Dr. Terri Wright was the Vice President of Program and Community at the Eugene and Agnes E. Meyer Foundation, a nonprofit that promotes social and racial equity in the Washington D.C. area.

During Wright’s first year at the Foundation, she received a favorable performance evaluation and a raise. At the same time, the CEO criticized Wright for her “interpersonal skills and communication issues,” feedback she had not received from anyone else at the organization. Wright alleges this criticism was pretext to mask the CEO’s discriminatory animus. Wright also described a general culture of racial inequity at the Foundation. During a round of internal company discussions about racial equity in the workplace, several employees of color shared their own concerns and experiences regarding race issues within the Foundation.

In October 2019, without any notice or opportunity for discussion, the CEO terminated Wright. Wright and the Foundation signed a severance agreement, which included a release of employment-related claims against the Foundation and employees, and a mutual nondisparagement clause. The mutual non-disparagement clause included language that the Foundation would direct its officers, directors, and employees with direct knowledge of the severance agreement not to make any false, disparaging or derogatory statements about Wright.

About a month after Wright was fired, the CEO told another nonprofit leader that Wright was let go because she was “toxic” and created a “negative environment,” and that two-thirds of the Foundation staff would have quit if Wright stayed. Wright sued the Foundation and the CEO for breaching the severance agreement, for doing so in a racially discriminatory manner in violation of 42 U.S.C. Section 1981, and for defamation.

The trial court dismissed all three claims, finding the non-disparagement clause obligated the Foundation only to direct its employees not to disparage Wright, but the Foundation and its officers and employees were free to disparage her. The trial court found that the Section 1981 claim failed because it was based on a breach of the severance agreement. The trial court found there was no defamation because the CEO’s statements were protected by the common interest privilege because they were made by the CEO in her capacity as the Chair of the Board of a separate non-profit organization to the CEO of that organization.

In regard to the breach of contract claim, Wright argued that the non-disparagement clause’s promise to direct officers, directors, and employees to not disparage her was a promise that the Foundation itself would also not disparage her. The CEO herself signed the severance agreement. The Foundation and CEO argue that their duty began and ended with the promise to direct its employees not to disparage Wright.

The Court of Appeals found that the severance agreement was ambiguous, and reasonably capable of Wright’s interpretation.

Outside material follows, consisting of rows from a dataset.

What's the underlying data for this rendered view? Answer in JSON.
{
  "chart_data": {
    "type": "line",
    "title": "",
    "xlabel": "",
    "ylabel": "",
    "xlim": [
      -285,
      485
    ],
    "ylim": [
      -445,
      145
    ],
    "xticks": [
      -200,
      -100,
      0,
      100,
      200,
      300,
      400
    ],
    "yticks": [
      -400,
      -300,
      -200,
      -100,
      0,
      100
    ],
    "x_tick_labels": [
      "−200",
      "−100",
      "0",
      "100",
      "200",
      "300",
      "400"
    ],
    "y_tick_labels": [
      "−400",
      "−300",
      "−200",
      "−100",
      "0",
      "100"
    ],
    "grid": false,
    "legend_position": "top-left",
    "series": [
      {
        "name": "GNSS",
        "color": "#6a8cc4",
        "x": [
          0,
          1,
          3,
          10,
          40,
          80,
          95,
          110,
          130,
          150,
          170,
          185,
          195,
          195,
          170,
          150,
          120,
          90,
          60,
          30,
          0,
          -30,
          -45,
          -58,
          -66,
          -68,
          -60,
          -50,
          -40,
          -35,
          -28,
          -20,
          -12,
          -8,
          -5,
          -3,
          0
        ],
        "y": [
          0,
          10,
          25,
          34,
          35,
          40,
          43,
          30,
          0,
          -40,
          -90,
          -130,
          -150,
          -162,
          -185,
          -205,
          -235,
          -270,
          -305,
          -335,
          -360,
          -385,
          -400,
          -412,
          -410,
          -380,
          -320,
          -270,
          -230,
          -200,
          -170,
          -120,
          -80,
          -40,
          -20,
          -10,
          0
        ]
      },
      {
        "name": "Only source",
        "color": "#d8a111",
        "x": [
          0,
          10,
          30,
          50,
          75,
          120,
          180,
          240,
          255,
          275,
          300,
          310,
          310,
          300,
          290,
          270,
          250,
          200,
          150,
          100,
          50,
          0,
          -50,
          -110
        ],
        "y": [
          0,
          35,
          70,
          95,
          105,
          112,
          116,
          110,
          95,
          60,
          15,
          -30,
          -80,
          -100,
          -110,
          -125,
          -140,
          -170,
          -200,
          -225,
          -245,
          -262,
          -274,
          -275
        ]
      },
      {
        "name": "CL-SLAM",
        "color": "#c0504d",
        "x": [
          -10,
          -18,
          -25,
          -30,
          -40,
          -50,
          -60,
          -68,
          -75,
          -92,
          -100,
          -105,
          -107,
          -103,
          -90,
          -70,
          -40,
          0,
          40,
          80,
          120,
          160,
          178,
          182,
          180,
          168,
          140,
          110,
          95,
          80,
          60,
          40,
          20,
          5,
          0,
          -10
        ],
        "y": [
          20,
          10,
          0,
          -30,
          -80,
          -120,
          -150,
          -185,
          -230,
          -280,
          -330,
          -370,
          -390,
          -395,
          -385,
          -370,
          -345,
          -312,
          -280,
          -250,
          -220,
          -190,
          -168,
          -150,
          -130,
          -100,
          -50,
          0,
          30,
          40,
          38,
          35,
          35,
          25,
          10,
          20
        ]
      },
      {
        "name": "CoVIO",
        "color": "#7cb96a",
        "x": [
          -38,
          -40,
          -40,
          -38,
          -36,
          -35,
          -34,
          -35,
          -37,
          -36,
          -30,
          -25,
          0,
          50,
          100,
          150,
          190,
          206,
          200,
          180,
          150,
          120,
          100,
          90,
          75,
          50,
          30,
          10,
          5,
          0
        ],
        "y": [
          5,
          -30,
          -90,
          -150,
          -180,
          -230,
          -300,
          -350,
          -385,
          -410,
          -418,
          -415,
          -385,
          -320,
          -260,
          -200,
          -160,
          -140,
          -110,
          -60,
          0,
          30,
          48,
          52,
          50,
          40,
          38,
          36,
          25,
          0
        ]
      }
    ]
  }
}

The clause was titled as a mutual nondisparagement agreement and the clause contained words such as “mutual” and “likewise,” indicating a corresponding duty to not disparage Wright. The Court of Appeals found it would be unreasonable to follow the Foundation’s interpretation, which would provide that the Foundation could send an email to all employees and Board members directing them not to make false, disparaging, or derogatory comments about Wright, and then only minutes later, release a public statement disparaging Wright.

The Court of Appeal then turned to the Section 1981 claim. Section 1981 protects the right to make and enforce contracts free from discrimination. To prevail, Wright must establish a prima facie case of discrimination: (1) that she is a member of a protected class; (2) she suffered an adverse employment action; and (3) the unfavorable action gives rise to an inference of discrimination.